Help from the Air in Haiti
After Hurricane Matthew made landfall in Haiti as a category 4 storm, Operation Blessing took to the sky to bring relief, chartering a small plane to help survey the damage from the air and bring relief supplies to the badly damaged town of Jérémie. Though the tiny aircraft’s small payload only allowed about 30 extra pounds of supplies, OBI made maximum use. One case of amoxicillin, containing 144 bottles of antibiotics, accounted for 22 pounds. Eight pounds was given to two chlorine generators and the salt required to run them for one week — enough to treat 68,000 gallons of drinking water!

Elsewhere in Haiti, the remote community of Bwa Pikan was cut off from the outside world and in desperate need of relief. Thanks to partners like you, Operation Blessing secured a helicopter and loaded a cargo net with food, hygiene supplies, chlorine to disinfect water, seeds to restart crops, medical supplies, and more. In all, the helicopter made three trips from Port-au-Prince to bring these essential supplies to the people of Bwa Pikan.

Semi-trucks from OBI's Hunger Strike Force deliver food and supplies in the U.S.

Hunger Strike Force
In the United States, Operation Blessing’s Hunger Strike Force boasts a fleet of semi-trucks that are constantly transporting tons of food, hygiene items, and more to our network of food pantries and other ministries across the country.

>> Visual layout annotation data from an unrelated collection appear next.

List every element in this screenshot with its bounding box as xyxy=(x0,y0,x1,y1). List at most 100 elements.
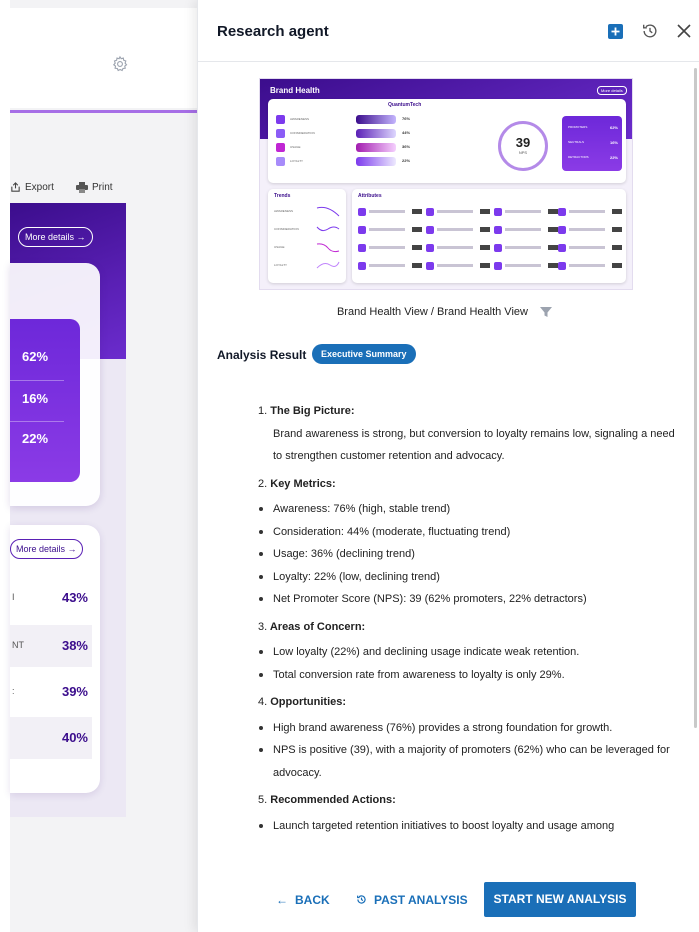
trend-sparkline xyxy=(316,226,340,232)
funnel-row: USAGE 36% xyxy=(276,143,416,152)
background-funnel-card: 62% 16% 22% xyxy=(10,263,100,506)
thumbnail-title: Brand Health xyxy=(270,86,320,95)
funnel-icon xyxy=(276,143,285,152)
detractors-value: 22% xyxy=(22,431,49,446)
executive-summary-badge[interactable]: Executive Summary xyxy=(312,344,416,364)
analysis-result-label: Analysis Result xyxy=(217,348,307,362)
research-agent-panel: Research agent Brand Health More details… xyxy=(197,0,699,932)
view-caption-text: Brand Health View / Brand Health View xyxy=(336,306,528,318)
panel-footer: ← BACK PAST ANALYSIS START NEW ANALYSIS xyxy=(198,862,699,932)
concern-list: Low loyalty (22%) and declining usage in… xyxy=(258,641,686,686)
section-title: 2. Key Metrics: xyxy=(258,477,336,490)
section-recommended-actions: 5. Recommended Actions: Launch targeted … xyxy=(258,789,686,837)
history-icon[interactable] xyxy=(641,22,659,40)
more-details-button[interactable]: More details → xyxy=(10,539,83,559)
actions-list: Launch targeted retention initiatives to… xyxy=(258,815,686,838)
close-icon[interactable] xyxy=(675,22,693,40)
section-areas-of-concern: 3. Areas of Concern: Low loyalty (22%) a… xyxy=(258,616,686,687)
list-item: NPS is positive (39), with a majority of… xyxy=(258,739,686,784)
list-item: Consideration: 44% (moderate, fluctuatin… xyxy=(258,521,686,544)
background-edge xyxy=(0,0,10,932)
more-details-button[interactable]: More details → xyxy=(18,227,93,247)
list-item: Low loyalty (22%) and declining usage in… xyxy=(258,641,686,664)
section-key-metrics: 2. Key Metrics: Awareness: 76% (high, st… xyxy=(258,473,686,611)
print-label: Print xyxy=(92,182,113,193)
background-toolbar: Export Print xyxy=(10,180,200,200)
thumbnail-more-details: More details xyxy=(597,86,627,95)
divider xyxy=(10,380,64,381)
neutrals-value: 16% xyxy=(22,391,49,406)
list-item: Launch targeted retention initiatives to… xyxy=(258,815,686,838)
scrollbar[interactable] xyxy=(693,62,699,862)
list-item: Awareness: 76% (high, stable trend) xyxy=(258,498,686,521)
thumbnail-funnel-card: QuantumTech AWARENESS 76% CONSIDERATION … xyxy=(268,99,626,183)
back-button[interactable]: ← BACK xyxy=(276,893,330,907)
view-caption: Brand Health View / Brand Health View xyxy=(198,305,692,319)
background-accent-line xyxy=(10,110,200,113)
print-button[interactable]: Print xyxy=(76,182,113,193)
section-title: 5. Recommended Actions: xyxy=(258,794,396,806)
arrow-right-icon: → xyxy=(76,232,86,242)
funnel-row: LOYALTY 22% xyxy=(276,157,416,166)
nps-gauge: 39 NPS xyxy=(498,121,548,171)
brand-health-thumbnail[interactable]: Brand Health More details QuantumTech AW… xyxy=(259,78,633,290)
list-item: Total conversion rate from awareness to … xyxy=(258,664,686,687)
thumbnail-nps-breakdown: PROMOTERS 62% NEUTRALS 16% DETRACTORS 22% xyxy=(562,116,622,171)
screen: Export Print More details → 62% 16% 22% xyxy=(0,0,699,932)
trend-sparkline xyxy=(316,206,340,217)
list-item: High brand awareness (76%) provides a st… xyxy=(258,717,686,740)
background-topbar xyxy=(10,8,200,108)
section-opportunities: 4. Opportunities: High brand awareness (… xyxy=(258,691,686,784)
panel-title: Research agent xyxy=(217,23,329,40)
attribute-row: 40% xyxy=(10,717,92,759)
funnel-icon xyxy=(276,115,285,124)
funnel-bar xyxy=(356,157,396,166)
attribute-row: NT 38% xyxy=(10,625,92,667)
funnel-bar xyxy=(356,143,396,152)
divider xyxy=(10,421,64,422)
background-dashboard: Export Print More details → 62% 16% 22% xyxy=(0,0,200,932)
section-title: 1. The Big Picture: xyxy=(258,405,355,417)
section-big-picture: 1. The Big Picture: Brand awareness is s… xyxy=(258,400,686,468)
funnel-icon xyxy=(276,129,285,138)
new-analysis-icon[interactable] xyxy=(608,24,623,39)
filter-icon[interactable] xyxy=(539,305,553,319)
list-item: Net Promoter Score (NPS): 39 (62% promot… xyxy=(258,588,686,611)
panel-header: Research agent xyxy=(198,0,699,62)
scrollbar-thumb[interactable] xyxy=(694,68,697,728)
thumbnail-attributes-card: Attributes xyxy=(352,189,626,283)
section-title: 3. Areas of Concern: xyxy=(258,620,366,633)
analysis-content: 1. The Big Picture: Brand awareness is s… xyxy=(258,400,686,842)
arrow-right-icon: → xyxy=(67,544,77,554)
section-body: Brand awareness is strong, but conversio… xyxy=(273,427,675,463)
promoters-value: 62% xyxy=(22,349,49,364)
thumbnail-trends-card: Trends AWARENESS CONSIDERATION USAGE LOY… xyxy=(268,189,346,283)
history-icon xyxy=(357,895,366,904)
attribute-row: I 43% xyxy=(12,590,88,605)
export-button[interactable]: Export xyxy=(10,182,54,193)
list-item: Loyalty: 22% (low, declining trend) xyxy=(258,566,686,589)
trend-sparkline xyxy=(316,243,340,253)
printer-icon xyxy=(76,182,88,193)
start-new-analysis-button[interactable]: START NEW ANALYSIS xyxy=(484,882,636,917)
arrow-left-icon: ← xyxy=(276,893,288,907)
nps-breakdown-box: 62% 16% 22% xyxy=(10,319,80,482)
background-attributes-card: More details → I 43% NT 38% : 39% 40% xyxy=(10,525,100,793)
funnel-icon xyxy=(276,157,285,166)
funnel-bar xyxy=(356,115,396,124)
quantumtech-logo: QuantumTech xyxy=(388,102,422,108)
section-title: 4. Opportunities: xyxy=(258,696,347,708)
key-metrics-list: Awareness: 76% (high, stable trend) Cons… xyxy=(258,498,686,611)
opportunities-list: High brand awareness (76%) provides a st… xyxy=(258,717,686,785)
funnel-row: AWARENESS 76% xyxy=(276,115,416,124)
export-label: Export xyxy=(25,182,54,193)
trend-sparkline xyxy=(316,261,340,269)
attribute-row: : 39% xyxy=(12,684,88,699)
funnel-row: CONSIDERATION 44% xyxy=(276,129,416,138)
gear-icon[interactable] xyxy=(111,55,129,73)
past-analysis-button[interactable]: PAST ANALYSIS xyxy=(356,893,468,907)
background-brand-health-panel: More details → 62% 16% 22% More details … xyxy=(10,203,126,817)
export-icon xyxy=(11,182,20,192)
funnel-bar xyxy=(356,129,396,138)
list-item: Usage: 36% (declining trend) xyxy=(258,543,686,566)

These trucks deliver millions of pounds of food to families in need each year thanks to partners like you.

Using an army truck to reach flood victims.

Driving Through Floodwaters in Louisiana
In August of 2016, prolonged rainfall caused widespread, catastrophic flooding across much of southern Louisiana. Operation Blessing’s U.S. Disaster Relief team responded immediately, but the floodwaters were still so high that many areas remained virtually inaccessible. To get through, the team enlisted the use of a massive 6X6 Army truck. The truck plowed through the floodwaters to reach isolated communities with relief supplies, including much-needed drinking water.

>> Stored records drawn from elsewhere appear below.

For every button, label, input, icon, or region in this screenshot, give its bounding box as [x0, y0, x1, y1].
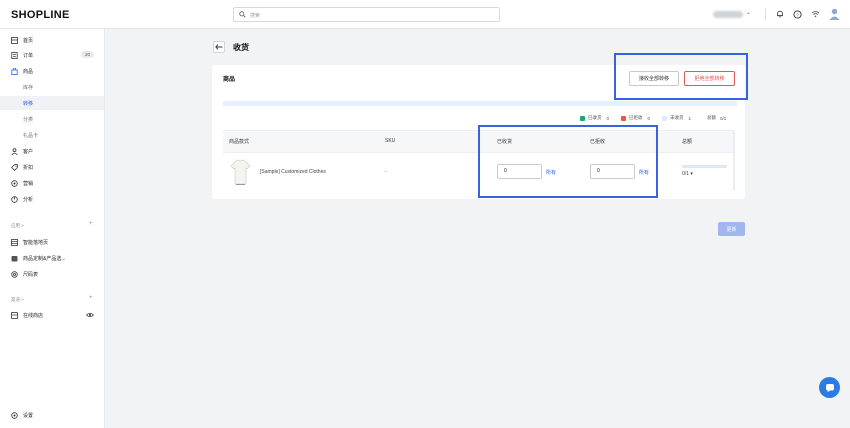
top-bar: SHOPLINE 搜索 ⌄ ?: [0, 0, 850, 29]
tag-icon: [11, 163, 18, 171]
sidebar-item-label: 礼品卡: [23, 132, 39, 139]
sidebar-item-discounts[interactable]: 折扣: [0, 160, 104, 174]
home-icon: [11, 36, 18, 44]
legend-pending-count: 1: [688, 115, 692, 121]
sidebar-item-categories[interactable]: 分类: [0, 112, 104, 126]
update-button[interactable]: 更新: [718, 222, 745, 236]
legend-pending-label: 未收货: [670, 115, 684, 120]
sidebar-item-label: 折扣: [23, 164, 34, 171]
add-app-icon[interactable]: +: [89, 221, 93, 227]
sidebar-item-label: 首页: [23, 37, 34, 44]
sidebar-item-inventory[interactable]: 库存: [0, 80, 104, 94]
analytics-icon: [11, 195, 18, 203]
order-icon: [11, 51, 18, 59]
chevron-down-icon[interactable]: ⌄: [746, 9, 751, 16]
received-swatch: [580, 115, 585, 121]
sidebar-item-orders[interactable]: 订单 20: [0, 48, 104, 62]
sidebar-item-customization[interactable]: 商品定制&产品选...: [0, 251, 104, 265]
grid-icon: [11, 238, 18, 246]
eye-icon[interactable]: [86, 312, 94, 318]
search-placeholder: 搜索: [250, 13, 261, 19]
legend-received: 已收货 0: [580, 115, 609, 121]
shopline-logo[interactable]: SHOPLINE: [11, 9, 70, 21]
sidebar-item-marketing[interactable]: 营销: [0, 176, 104, 190]
column-header-sku: SKU: [385, 138, 396, 144]
page-title: 收货: [233, 43, 249, 52]
rejected-swatch: [621, 115, 626, 121]
product-name[interactable]: [Sample] Customized Clothes: [260, 169, 326, 175]
ruler-icon: [11, 270, 18, 278]
sidebar-item-label: 商品定制&产品选...: [23, 255, 66, 262]
sidebar-item-label: 订单: [23, 52, 34, 59]
sidebar: 首页 订单 20 商品 库存 转移 分类 礼品卡 客户 折扣 营销 分析 应用 …: [0, 29, 105, 428]
arrow-left-icon: [215, 44, 223, 50]
legend-rejected: 已拒收 0: [621, 115, 650, 121]
chat-button[interactable]: [819, 377, 840, 398]
store-icon: [11, 255, 18, 262]
chat-icon: [825, 383, 834, 392]
avatar-icon[interactable]: [829, 8, 840, 20]
sidebar-item-label: 分析: [23, 196, 34, 203]
highlight-box-quantities: [478, 125, 658, 198]
sidebar-item-customers[interactable]: 客户: [0, 144, 104, 158]
sidebar-item-label: 设置: [23, 412, 34, 419]
store-selector[interactable]: [713, 11, 743, 18]
legend-total-value: 0/1: [720, 115, 727, 121]
legend-total-label: 总额: [707, 115, 716, 120]
legend-rejected-count: 0: [647, 115, 651, 121]
sidebar-item-label: 转移: [23, 100, 34, 107]
sidebar-item-size-chart[interactable]: 尺码表: [0, 267, 104, 281]
bag-icon: [11, 67, 18, 75]
sidebar-item-transfers[interactable]: 转移: [0, 96, 104, 110]
svg-text:?: ?: [796, 12, 799, 17]
back-button[interactable]: [213, 41, 225, 53]
progress-bar: [223, 101, 737, 106]
sidebar-item-label: 客户: [23, 148, 34, 155]
search-input[interactable]: 搜索: [233, 7, 500, 22]
sidebar-item-label: 在线商店: [23, 312, 44, 319]
sidebar-item-gift-cards[interactable]: 礼品卡: [0, 128, 104, 142]
column-header-product: 商品款式: [229, 139, 250, 145]
legend-received-label: 已收货: [588, 115, 602, 120]
sidebar-item-label: 商品: [23, 68, 34, 75]
total-value[interactable]: 0/1 ▾: [682, 171, 693, 177]
total-progress-bar: [682, 165, 727, 168]
bell-icon[interactable]: [775, 9, 785, 19]
column-header-total: 总额: [682, 139, 693, 145]
legend-pending: 未收货 1: [662, 115, 691, 121]
legend-total: 总额 0/1: [707, 115, 726, 121]
legend-received-count: 0: [606, 115, 610, 121]
product-sku: -: [385, 169, 387, 175]
product-thumbnail[interactable]: [230, 159, 251, 185]
apps-section-label[interactable]: 应用 >: [11, 223, 24, 229]
sidebar-item-label: 库存: [23, 84, 34, 91]
pending-swatch: [662, 115, 667, 121]
marketing-icon: [11, 179, 18, 187]
table-scroll-edge: [733, 130, 735, 191]
sidebar-item-settings[interactable]: 设置: [0, 408, 104, 422]
sidebar-item-home[interactable]: 首页: [0, 33, 104, 47]
sidebar-item-landing-page[interactable]: 智能落地页: [0, 235, 104, 249]
user-icon: [11, 147, 18, 155]
sidebar-item-products[interactable]: 商品: [0, 64, 104, 78]
order-count-badge: 20: [80, 51, 94, 58]
help-icon[interactable]: ?: [792, 9, 802, 19]
wifi-icon[interactable]: [810, 9, 820, 19]
card-title: 商品: [223, 77, 236, 83]
search-icon: [239, 11, 246, 18]
sidebar-item-label: 营销: [23, 180, 34, 187]
legend-rejected-label: 已拒收: [629, 115, 643, 120]
sidebar-item-label: 分类: [23, 116, 34, 123]
sidebar-item-label: 尺码表: [23, 271, 39, 278]
add-channel-icon[interactable]: +: [89, 295, 93, 301]
gear-icon: [11, 411, 18, 419]
channels-section-label[interactable]: 渠道 >: [11, 297, 24, 303]
shop-icon: [11, 311, 18, 319]
divider: [765, 8, 766, 20]
sidebar-item-label: 智能落地页: [23, 239, 49, 246]
highlight-box-actions: [614, 53, 748, 100]
sidebar-item-analytics[interactable]: 分析: [0, 192, 104, 206]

Motorcyles deliver aid in Mexico after an earthquake.

On Wheels and Wings in Mexico
When two powerful earthquakes rocked the nation of Mexico in a span of only 11 days, Operation Blessing partners responded immediately. In Mexico City, traffic jams clogged the city streets making in nearly impossible for OBI to deliver relief supplies and meals to those in need. So Operation Blessing used a brigade of motorcycles to infiltrate into the hardest hit areas with water and relief supplies.

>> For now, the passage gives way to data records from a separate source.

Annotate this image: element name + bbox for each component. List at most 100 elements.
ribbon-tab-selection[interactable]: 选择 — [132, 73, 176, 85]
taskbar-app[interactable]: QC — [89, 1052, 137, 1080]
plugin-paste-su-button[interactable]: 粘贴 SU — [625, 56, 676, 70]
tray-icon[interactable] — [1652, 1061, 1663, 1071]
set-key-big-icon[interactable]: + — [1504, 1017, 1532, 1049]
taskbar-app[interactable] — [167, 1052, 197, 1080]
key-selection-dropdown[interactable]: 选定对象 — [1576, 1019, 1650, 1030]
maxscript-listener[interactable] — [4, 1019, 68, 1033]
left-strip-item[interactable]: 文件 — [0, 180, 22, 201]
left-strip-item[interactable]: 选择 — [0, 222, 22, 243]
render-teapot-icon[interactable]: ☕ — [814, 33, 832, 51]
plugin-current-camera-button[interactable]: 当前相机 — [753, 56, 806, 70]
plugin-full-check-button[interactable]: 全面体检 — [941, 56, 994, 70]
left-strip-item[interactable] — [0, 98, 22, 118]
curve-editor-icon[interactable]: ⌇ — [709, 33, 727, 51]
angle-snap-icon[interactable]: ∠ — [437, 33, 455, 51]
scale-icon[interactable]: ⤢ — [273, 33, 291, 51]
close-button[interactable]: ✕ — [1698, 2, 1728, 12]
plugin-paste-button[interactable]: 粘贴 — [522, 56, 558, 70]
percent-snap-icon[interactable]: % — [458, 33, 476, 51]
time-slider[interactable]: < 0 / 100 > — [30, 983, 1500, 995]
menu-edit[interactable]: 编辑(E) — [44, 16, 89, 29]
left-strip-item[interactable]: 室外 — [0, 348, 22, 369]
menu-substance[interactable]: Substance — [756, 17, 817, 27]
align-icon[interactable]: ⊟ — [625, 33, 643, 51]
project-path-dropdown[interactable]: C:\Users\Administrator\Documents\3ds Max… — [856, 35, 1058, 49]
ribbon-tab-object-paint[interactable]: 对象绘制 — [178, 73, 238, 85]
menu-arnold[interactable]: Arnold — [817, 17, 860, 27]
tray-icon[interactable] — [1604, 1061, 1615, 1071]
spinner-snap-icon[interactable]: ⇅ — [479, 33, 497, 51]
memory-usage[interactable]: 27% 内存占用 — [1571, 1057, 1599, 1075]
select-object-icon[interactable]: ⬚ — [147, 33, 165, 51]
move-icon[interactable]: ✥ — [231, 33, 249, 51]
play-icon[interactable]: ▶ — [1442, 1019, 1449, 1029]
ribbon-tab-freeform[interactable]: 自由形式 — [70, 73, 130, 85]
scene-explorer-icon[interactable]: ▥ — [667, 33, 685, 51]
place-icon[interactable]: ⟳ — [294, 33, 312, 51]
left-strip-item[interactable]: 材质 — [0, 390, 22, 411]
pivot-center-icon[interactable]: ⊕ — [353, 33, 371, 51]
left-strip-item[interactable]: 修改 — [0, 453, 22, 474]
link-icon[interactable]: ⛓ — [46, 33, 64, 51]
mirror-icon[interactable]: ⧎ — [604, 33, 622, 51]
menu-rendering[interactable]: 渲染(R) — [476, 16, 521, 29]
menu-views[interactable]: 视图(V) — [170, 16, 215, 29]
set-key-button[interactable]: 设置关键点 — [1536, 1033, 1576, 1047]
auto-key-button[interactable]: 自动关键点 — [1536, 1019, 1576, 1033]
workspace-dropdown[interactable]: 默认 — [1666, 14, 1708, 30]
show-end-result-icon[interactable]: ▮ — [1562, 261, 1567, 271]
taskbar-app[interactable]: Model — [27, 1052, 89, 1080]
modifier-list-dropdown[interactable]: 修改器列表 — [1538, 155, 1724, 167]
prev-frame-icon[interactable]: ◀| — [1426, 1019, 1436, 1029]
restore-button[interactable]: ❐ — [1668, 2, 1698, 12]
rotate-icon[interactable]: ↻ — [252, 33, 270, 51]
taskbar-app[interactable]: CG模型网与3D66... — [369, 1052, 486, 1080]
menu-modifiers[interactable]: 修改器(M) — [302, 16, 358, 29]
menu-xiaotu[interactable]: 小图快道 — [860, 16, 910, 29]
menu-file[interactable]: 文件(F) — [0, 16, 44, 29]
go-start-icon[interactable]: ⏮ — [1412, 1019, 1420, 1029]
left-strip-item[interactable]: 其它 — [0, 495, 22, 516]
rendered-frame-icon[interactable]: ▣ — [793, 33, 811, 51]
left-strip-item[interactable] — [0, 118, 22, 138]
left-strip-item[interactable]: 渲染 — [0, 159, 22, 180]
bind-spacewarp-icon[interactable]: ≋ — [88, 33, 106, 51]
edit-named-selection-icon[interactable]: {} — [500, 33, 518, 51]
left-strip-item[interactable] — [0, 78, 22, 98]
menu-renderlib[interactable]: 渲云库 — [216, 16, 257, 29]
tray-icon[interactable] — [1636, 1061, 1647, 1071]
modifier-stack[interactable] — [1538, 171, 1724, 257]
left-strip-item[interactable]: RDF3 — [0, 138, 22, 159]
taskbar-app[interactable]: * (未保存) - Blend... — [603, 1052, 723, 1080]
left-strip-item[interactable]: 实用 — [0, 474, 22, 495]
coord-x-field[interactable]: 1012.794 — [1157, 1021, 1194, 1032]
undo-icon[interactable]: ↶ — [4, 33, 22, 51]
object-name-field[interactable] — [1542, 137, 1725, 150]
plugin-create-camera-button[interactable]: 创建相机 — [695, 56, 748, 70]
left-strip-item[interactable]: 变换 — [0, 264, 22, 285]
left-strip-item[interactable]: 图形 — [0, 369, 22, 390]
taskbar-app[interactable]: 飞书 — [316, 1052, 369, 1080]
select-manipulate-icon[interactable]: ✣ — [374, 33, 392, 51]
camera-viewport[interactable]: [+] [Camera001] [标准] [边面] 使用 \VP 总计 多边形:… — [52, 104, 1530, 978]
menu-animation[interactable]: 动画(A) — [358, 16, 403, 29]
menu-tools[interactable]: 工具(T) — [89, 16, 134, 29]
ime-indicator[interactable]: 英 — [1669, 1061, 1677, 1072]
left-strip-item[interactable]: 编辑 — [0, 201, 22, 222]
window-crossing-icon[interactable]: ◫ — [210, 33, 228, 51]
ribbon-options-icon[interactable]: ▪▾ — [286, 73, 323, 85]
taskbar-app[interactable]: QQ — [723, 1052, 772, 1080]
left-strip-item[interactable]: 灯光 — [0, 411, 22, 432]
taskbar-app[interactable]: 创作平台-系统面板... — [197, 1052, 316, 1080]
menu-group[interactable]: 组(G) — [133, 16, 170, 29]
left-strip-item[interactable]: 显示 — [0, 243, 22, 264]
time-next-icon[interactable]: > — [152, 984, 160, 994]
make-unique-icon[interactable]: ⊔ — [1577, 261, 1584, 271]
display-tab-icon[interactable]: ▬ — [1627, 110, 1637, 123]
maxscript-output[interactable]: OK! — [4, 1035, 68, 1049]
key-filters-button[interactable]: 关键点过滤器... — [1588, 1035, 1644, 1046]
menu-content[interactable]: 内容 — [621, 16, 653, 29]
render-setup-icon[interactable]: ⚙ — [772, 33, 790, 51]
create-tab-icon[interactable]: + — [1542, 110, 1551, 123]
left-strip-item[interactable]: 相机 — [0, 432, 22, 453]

To transport relief supplies to some of the hardest hit areas of southern Mexico, Operation Blessing was able to secure the use of an Aeromar cargo plane. Staff and volunteers loaded the aircraft with donated food, water, and other essential supplies.

Boats are used to deliver aid along the river in Peru.

Boats Bring Relief in Belén
The district of Belén, Peru, is built on the banks of the Itaya River. For about half the year the river overflows its banks, flooding the entire region and making small boats the only means of transportation. Operation Blessing’s local office, in the neighboring city of Iquitos, conducts a wide variety of projects in Belén, including a school nutrition program, community health worker program, medical brigades, new housing construction, microenterprises, and more. These projects require Operation Blessing staff and volunteers to frequent the water taxis that offer the easiest transportation around and across the Itaya.

Motorcyles are used to reach remote, mountain villages in Haiti.

Motocross in Haiti
In Haiti, Operation Blessing’s projects are widespread and often in remote and hard to reach areas. Roads are frequently dirt or gravel and in poor condition. Luckily, OB Haiti’s Dora Nemere is an accomplished motocross rider. She uses her motorcycle to navigate the treacherous routes in between Operation Blessing projects while having a little fun along the way!